Kopple: I used to write letters for money from miners’ homes; I'd be sitting there with maybe five dollars in my pocket. I used to race back to New York City, show little pieces of it to different groups. I'd try to find places that would let me Xerox hundreds of grant proposals and I'd spend days collating them and writing them out and writing zillions of fundraising letters. I learned so much about fundraising from foundations that I could write a book about it. It was a tremendously painful experience to have to keep dealing with it because I couldn't relate to it. I'd be in Harlan and I'd have to come home and try to figure out how to do a fundraising pitch and how to talk to these people, and it was very hard. People supported it, but I sometimes had to bleed to get anything. I just had to give so much and go so far out just to get anything to keep going.
Kleinhans: Did you have any choice in that? You had no other way of financing it?
Kopple: No other way. I went to a few producers who'd say, “Why is a little girl like you doing a film like this?” Foundations were the only way. It was just weird because it’s the excess of capitalism that’s supporting this film, and they're supposed to be doing humanitarian, kind of educational things. So I had to do research on all the different foundations to see what they'd funded in the past, show them stuff that would just really try to knock them out, and then try to talk about it. I didn't enjoy it. I met a lot of really good people out of it, and a lot of good people came forward to support it. But it’s so difficult for independent filmmakers or people who are making films about social issues to get funded. It’s a really negative system because they get you to compete against all your peers. Maybe there’s ten people that are gonna get grants and 100 people have proposals. Right? I mean, it’s a lousy deal.

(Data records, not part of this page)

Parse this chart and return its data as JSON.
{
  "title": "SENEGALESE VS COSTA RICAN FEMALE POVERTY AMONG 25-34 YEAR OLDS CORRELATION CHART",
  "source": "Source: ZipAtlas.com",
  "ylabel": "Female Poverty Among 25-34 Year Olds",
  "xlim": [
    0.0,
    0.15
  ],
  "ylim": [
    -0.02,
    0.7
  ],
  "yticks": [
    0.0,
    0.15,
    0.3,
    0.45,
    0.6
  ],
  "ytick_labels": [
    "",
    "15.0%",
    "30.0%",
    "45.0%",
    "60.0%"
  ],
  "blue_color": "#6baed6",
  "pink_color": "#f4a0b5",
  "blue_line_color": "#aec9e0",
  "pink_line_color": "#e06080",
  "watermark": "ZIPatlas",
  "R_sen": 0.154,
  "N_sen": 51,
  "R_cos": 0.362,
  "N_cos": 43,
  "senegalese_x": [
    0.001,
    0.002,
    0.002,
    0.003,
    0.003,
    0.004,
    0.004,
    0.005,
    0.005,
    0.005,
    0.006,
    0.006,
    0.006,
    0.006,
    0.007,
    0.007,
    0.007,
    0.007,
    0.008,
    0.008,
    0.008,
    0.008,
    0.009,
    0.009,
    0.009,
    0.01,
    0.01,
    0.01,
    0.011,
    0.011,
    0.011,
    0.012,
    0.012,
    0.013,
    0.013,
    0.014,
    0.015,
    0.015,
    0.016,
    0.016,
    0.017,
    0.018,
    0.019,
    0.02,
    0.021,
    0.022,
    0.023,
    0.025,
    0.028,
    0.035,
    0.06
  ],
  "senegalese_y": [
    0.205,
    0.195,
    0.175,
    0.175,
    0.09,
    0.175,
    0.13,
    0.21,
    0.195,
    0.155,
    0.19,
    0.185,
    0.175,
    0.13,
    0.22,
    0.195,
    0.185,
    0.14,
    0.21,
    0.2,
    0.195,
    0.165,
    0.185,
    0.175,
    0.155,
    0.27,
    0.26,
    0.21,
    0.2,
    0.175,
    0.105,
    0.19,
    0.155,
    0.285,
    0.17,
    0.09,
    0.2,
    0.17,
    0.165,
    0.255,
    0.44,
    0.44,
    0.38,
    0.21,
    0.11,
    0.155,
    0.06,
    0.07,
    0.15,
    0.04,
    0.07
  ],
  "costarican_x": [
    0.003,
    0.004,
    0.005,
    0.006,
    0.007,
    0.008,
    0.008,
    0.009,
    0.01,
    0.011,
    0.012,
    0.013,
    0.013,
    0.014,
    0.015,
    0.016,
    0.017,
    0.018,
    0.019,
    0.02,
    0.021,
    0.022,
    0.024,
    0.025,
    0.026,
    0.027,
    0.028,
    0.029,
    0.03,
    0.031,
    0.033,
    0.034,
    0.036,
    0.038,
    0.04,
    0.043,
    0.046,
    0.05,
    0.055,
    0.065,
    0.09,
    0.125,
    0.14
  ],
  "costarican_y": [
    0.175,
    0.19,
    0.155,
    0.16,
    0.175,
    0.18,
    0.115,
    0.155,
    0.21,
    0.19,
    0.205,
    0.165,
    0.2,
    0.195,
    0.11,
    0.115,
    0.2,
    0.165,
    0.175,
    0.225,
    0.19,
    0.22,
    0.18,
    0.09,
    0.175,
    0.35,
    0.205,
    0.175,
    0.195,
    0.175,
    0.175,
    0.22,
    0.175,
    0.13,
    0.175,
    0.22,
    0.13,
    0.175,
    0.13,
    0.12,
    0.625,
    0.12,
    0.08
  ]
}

Plus they never give you what you ask for. You ask for $1000 and they give you $1. So they make you do it 999 times more. They think it’s healthy for you.
Kleinhans: Well, now you face the other end of it—distribution,
Kopple: I don't even know what questions to ask. It’s something that I'm not going to rush into. The things that I have to have in a contract are: that the film will not be recut; that the film will be able to be used by workers for free or the cost of the mailing or whatever they can afford; that it can be used for political benefits—things like that. And also I want to pay off my debts, and I want to have enough money to begin another film. I don't think that’s asking for a lot. The film cost over $200,000 to make and it took four years. But from the way people talk, you're lucky if you get a couple of thousand dollars just to keep going. And I'm torn because want it to be distributed on a really wide level so that a lot of people can see it. But I also have to deal with the realities of what I'm capable of doing and what I'm not capable of doing. And I'm not capable of having all of these debts over me. There’s no way in the world I can ever pay those off. And I just don't know if foundations are going to continue to fund the films that I want to do. So I've got to have something just to be able to begin, to get a little footage so that I can start the same routine over again of, you know, raising money to do another film.
Kleinhans: What do you want to do? What’s your next film?
Kopple: I want to do a film on the black belt in the South and the struggle for unionization, particularl, at a J.P. Stevens textile mill that’s been struggling to be part of the union now for 15 years. it will show the movement of industry north to south, and be an investigation into what the civil rights movement was all about too. It’s another big one; it might take another three years, but I really want to do it. I've got a lot of research to do and a lot of thinking to do...
Kleinhans: It will be worth waiting for.
•••••••••
HARLAN COUNTY, USA is now being distributed by Cinema 5, 595 Madison Ave., New York, NY 10022.